A message for Pope Francis
It’s not climate change – but energy restrictions based on climate fears – that threaten the poor
By Paul Driessen
(Excerpts) – Cardinal Peter Turkson, director of the Pontifical Council for Justice and Peace and an author of the draft encyclical, says the UN’s Intergovernmental Panel on Climate Change has determined that “our planet is getting warmer.” Christians have a duty to help the poor, “irrespective of the causes of climate change,” and address what Pope Francis apparently believes is an imminent climate crisis. The encyclical will likely present global warming as “a critical moral issue” and increase pressure for a new climate treaty.
That raises serious questions.
Alarmist climate science – that distorted version of science – began with the hypothesis that carbon dioxide and greenhouse gas emissions from fossil fuels cause global warming. It served as the basis for computer models that assume rising CO2 and GHG levels will cause planetary temperatures and sea levels to soar, and hurricanes, tornadoes, floods and droughts to increase in number and intensity. The models predicted many such “scenarios” over the coming decades.

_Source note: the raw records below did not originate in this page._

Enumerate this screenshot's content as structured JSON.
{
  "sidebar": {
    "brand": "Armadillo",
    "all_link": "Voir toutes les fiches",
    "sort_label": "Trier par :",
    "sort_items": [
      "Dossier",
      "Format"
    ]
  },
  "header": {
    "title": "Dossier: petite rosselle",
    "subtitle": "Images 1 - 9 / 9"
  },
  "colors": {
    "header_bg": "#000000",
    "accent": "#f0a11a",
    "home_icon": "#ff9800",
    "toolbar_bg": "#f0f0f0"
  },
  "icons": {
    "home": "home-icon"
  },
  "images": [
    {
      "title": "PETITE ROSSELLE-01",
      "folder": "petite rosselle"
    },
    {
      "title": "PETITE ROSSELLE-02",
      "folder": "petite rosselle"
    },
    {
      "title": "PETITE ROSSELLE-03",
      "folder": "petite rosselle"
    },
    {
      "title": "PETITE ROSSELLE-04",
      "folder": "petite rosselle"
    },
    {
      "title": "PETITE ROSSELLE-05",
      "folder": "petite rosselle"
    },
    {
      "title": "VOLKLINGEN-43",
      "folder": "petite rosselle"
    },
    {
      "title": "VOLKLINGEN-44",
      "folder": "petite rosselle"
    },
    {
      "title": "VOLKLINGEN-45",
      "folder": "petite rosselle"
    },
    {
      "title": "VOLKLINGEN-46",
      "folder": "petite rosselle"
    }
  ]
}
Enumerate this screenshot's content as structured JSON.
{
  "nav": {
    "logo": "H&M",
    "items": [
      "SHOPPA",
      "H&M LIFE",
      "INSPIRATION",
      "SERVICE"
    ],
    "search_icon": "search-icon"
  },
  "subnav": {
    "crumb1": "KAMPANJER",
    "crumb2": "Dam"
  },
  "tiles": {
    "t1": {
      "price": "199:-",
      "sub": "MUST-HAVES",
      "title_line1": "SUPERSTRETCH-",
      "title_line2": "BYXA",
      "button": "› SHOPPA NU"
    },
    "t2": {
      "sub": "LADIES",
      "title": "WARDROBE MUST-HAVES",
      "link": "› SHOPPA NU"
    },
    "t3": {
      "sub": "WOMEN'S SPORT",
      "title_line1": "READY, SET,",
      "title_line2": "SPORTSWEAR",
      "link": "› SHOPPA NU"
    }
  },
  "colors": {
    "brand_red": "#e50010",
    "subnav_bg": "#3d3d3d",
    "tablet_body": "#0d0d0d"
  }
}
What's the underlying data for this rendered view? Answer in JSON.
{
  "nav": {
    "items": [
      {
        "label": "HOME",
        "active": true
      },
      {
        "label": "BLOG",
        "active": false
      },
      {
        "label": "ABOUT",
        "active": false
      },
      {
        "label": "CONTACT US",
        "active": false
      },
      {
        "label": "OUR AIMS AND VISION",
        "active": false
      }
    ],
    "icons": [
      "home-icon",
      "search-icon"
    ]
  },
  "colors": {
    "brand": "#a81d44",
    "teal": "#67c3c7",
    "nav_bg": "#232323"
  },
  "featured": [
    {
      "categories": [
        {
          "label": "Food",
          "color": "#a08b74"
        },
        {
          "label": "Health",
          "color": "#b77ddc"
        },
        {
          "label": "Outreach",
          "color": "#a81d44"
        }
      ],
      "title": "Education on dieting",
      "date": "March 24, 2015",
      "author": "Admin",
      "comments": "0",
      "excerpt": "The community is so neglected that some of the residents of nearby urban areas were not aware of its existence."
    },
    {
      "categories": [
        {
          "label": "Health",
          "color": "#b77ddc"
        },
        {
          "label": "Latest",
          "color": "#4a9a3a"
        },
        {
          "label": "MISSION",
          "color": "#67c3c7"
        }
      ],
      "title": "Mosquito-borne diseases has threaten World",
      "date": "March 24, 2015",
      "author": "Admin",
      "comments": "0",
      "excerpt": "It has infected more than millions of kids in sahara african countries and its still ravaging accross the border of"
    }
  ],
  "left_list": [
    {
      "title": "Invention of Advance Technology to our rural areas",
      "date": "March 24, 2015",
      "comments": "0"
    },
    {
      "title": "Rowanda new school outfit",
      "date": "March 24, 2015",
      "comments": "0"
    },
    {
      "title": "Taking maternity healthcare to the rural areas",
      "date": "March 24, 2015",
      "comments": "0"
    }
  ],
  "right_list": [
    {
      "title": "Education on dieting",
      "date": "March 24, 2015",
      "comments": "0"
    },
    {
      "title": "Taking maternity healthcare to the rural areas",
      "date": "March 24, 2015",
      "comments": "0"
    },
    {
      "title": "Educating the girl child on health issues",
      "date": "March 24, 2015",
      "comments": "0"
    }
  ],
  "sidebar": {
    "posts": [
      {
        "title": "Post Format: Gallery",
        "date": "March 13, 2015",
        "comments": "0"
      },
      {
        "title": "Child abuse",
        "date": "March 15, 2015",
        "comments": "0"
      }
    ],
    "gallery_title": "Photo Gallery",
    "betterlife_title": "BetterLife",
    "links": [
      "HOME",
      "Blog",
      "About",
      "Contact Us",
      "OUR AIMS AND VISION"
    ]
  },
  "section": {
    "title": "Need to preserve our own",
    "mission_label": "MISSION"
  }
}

But Earth stopped warming 18 years ago; no major hurricane hit the USA for a record 9-1/2 years; seas are rising at barely seven inches per century; and even IPCC experts agree that long-term trends in weather disasters are not out of historic norms and are not attributable to human causes. The CO2-driven global warming disaster hypothesis and models do not reflect reality and are obviously wrong.
So alarmists began talking about “climate change,” blaming extreme weather events on human emissions and manipulating temperature data. They say terrible things are happening at unprecedented levels, when they are not.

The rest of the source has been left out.